Conclusioni a cui era giunta anche la consulente della Procura Raffaella Perrella. Come è noto il metodo utilizzato da Sciaudone era stato contestato dai periti della difesa. Basato solo su documentazione e incontri con i “periziandi” non aveva infatti registrato la somministrazione di test particolari. Per il presidente Scarlato questo gap è superato grazie al fatto che “la scelta del perito operata da questa corte è ricaduta su un professionista, già Dirigente del Dipartimento di Salute Mentale dell’ASL Napoli 3 Sud e docente del Master di Criminologia dell’Università di Firenze, ma soprattutto che vanta nel settore della psichiatria forense una esperienza di quarant’anni e che per il ruolo ricoperto di perito del giudice assicura sicuramente una maggiore affidabilità in termini di indipendenza di giudizio”. Per cui secondo il Tribunale di Avellino, tutte le diverse valutazioni proposte sulla vicenda erano superate.

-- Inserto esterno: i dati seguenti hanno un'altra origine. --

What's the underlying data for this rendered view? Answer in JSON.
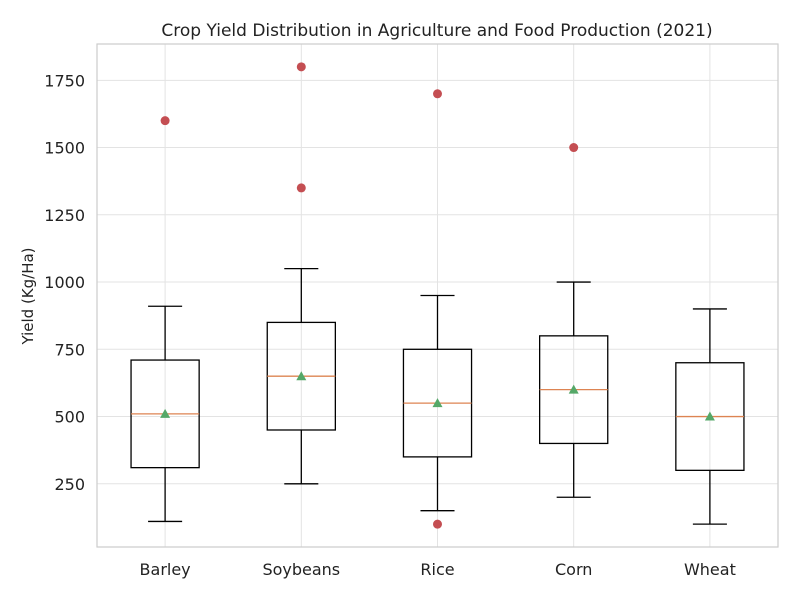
{
  "chart_data": {
    "type": "box",
    "title": "Crop Yield Distribution in Agriculture and Food Production (2021)",
    "xlabel": "",
    "ylabel": "Yield (Kg/Ha)",
    "ylim": [
      15,
      1885
    ],
    "yticks": [
      250,
      500,
      750,
      1000,
      1250,
      1500,
      1750
    ],
    "grid": true,
    "categories": [
      "Barley",
      "Soybeans",
      "Rice",
      "Corn",
      "Wheat"
    ],
    "boxes": [
      {
        "category": "Barley",
        "whisker_low": 110,
        "q1": 310,
        "median": 510,
        "q3": 710,
        "whisker_high": 910,
        "mean": 510,
        "outliers": [
          1600
        ]
      },
      {
        "category": "Soybeans",
        "whisker_low": 250,
        "q1": 450,
        "median": 650,
        "q3": 850,
        "whisker_high": 1050,
        "mean": 650,
        "outliers": [
          1350,
          1800
        ]
      },
      {
        "category": "Rice",
        "whisker_low": 150,
        "q1": 350,
        "median": 550,
        "q3": 750,
        "whisker_high": 950,
        "mean": 550,
        "outliers": [
          100,
          1700
        ]
      },
      {
        "category": "Corn",
        "whisker_low": 200,
        "q1": 400,
        "median": 600,
        "q3": 800,
        "whisker_high": 1000,
        "mean": 600,
        "outliers": [
          1500
        ]
      },
      {
        "category": "Wheat",
        "whisker_low": 100,
        "q1": 300,
        "median": 500,
        "q3": 700,
        "whisker_high": 900,
        "mean": 500,
        "outliers": []
      }
    ],
    "colors": {
      "box": "#000000",
      "median": "#dd8452",
      "mean": "#55a868",
      "outlier": "#c44e52",
      "grid": "#e3e3e3",
      "frame": "#cccccc"
    }
  }
}
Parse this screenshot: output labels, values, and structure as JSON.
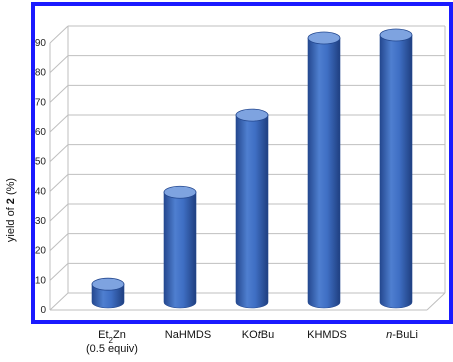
{
  "chart_data": {
    "type": "bar",
    "style": "3d-cylinder",
    "categories": [
      {
        "main": "Et",
        "sub": "2",
        "tail": "Zn",
        "note": "(0.5 equiv)"
      },
      {
        "main": "NaHMDS"
      },
      {
        "main": "KO",
        "italic": "t",
        "tail": "Bu"
      },
      {
        "main": "KHMDS"
      },
      {
        "italic": "n",
        "main": "-BuLi"
      }
    ],
    "values": [
      6,
      37,
      63,
      89,
      90
    ],
    "ylabel": {
      "pre": "yield of ",
      "bold": "2",
      "post": " (%)"
    },
    "ylim": [
      0,
      90
    ],
    "yticks": [
      0,
      10,
      20,
      30,
      40,
      50,
      60,
      70,
      80,
      90
    ],
    "grid": true,
    "colors": {
      "bar": "#3f6fc4",
      "bar_dark": "#24488f",
      "bar_light": "#7ea3e0",
      "frame": "#1a1aff",
      "grid": "#bfbfbf"
    }
  }
}
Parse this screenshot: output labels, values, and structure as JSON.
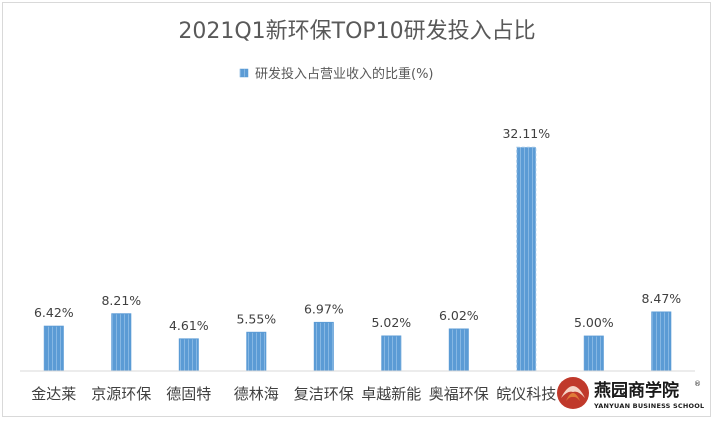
{
  "chart_data": {
    "type": "bar",
    "title": "2021Q1新环保TOP10研发投入占比",
    "categories": [
      "金达莱",
      "京源环保",
      "德固特",
      "德林海",
      "复洁环保",
      "卓越新能",
      "奥福环保",
      "皖仪科技",
      "",
      ""
    ],
    "series": [
      {
        "name": "研发投入占营业收入的比重(%)",
        "values": [
          6.42,
          8.21,
          4.61,
          5.55,
          6.97,
          5.02,
          6.02,
          32.11,
          5.0,
          8.47
        ],
        "labels": [
          "6.42%",
          "8.21%",
          "4.61%",
          "5.55%",
          "6.97%",
          "5.02%",
          "6.02%",
          "32.11%",
          "5.00%",
          "8.47%"
        ],
        "color": "#5b9bd5"
      }
    ],
    "legend_position": "top-center",
    "grid": false,
    "ylim": [
      0,
      34
    ]
  },
  "watermark": {
    "name_cn": "燕园商学院",
    "name_en": "YANYUAN BUSINESS SCHOOL",
    "reg_mark": "®"
  }
}
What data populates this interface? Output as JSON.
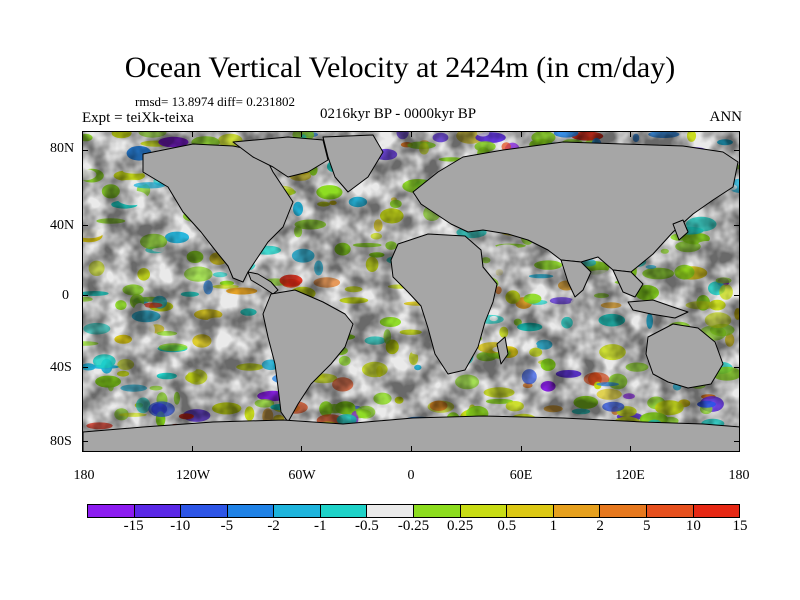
{
  "title": "Ocean Vertical Velocity at 2424m (in cm/day)",
  "stats": "rmsd= 13.8974 diff= 0.231802",
  "experiment": "Expt = teiXk-teixa",
  "period": "0216kyr BP - 0000kyr BP",
  "season": "ANN",
  "map": {
    "projection": "cylindrical equidistant",
    "land_color": "#a6a6a6",
    "coastline_color": "#000000",
    "lat_ticks": [
      "80N",
      "40N",
      "0",
      "40S",
      "80S"
    ],
    "lon_ticks": [
      "180",
      "120W",
      "60W",
      "0",
      "60E",
      "120E",
      "180"
    ]
  },
  "colorbar": {
    "colors": [
      "#8c1cf0",
      "#5a28e6",
      "#2d55e6",
      "#1f82e6",
      "#1eb4dc",
      "#1ed2c8",
      "#eaeaea",
      "#8cdc1e",
      "#c8dc14",
      "#dcc814",
      "#e6a01e",
      "#e6781e",
      "#e6501e",
      "#e62814"
    ],
    "labels": [
      "-15",
      "-10",
      "-5",
      "-2",
      "-1",
      "-0.5",
      "-0.25",
      "0.25",
      "0.5",
      "1",
      "2",
      "5",
      "10",
      "15"
    ]
  }
}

PERCHE’ LE ATTENUANTI GENERICHE
Ultimo aspetto legato alla sentenza è quello relativo alla concessione delle attenuanti generiche equivalenti alle aggravanti ed un sistema sanzionatorio che ha preso in considerazione rispetto al tema della imputabilità anche le condizioni di “fragilità” degli imputati: “Tali concessioni – scrive Scarlato- si giustificano non solo per l’età degli stessi, quanto piuttosto per la condizione di fragilità di entrambi, quale conseguenza del vissuto di ciascuno, condizione che sebbene non abbia esplicato alcun incidente nel giudizio relativo alla imputabilità, può invece essere valorizzata in punta di trattamento sanzionatorio. Elena nel ricordo della madre, era una ragazza molto introversa, chiusa, una ragazza con cui era difficile trovare un canale di comunicazione; a scuola ha anche avuto problemi di bullismo che l’avevano indotta a cambiare classe”.

Ora si dovrà attendere se ci sarà (quasi certo) un processo di secondo grado per i due “fidanzatini killer”.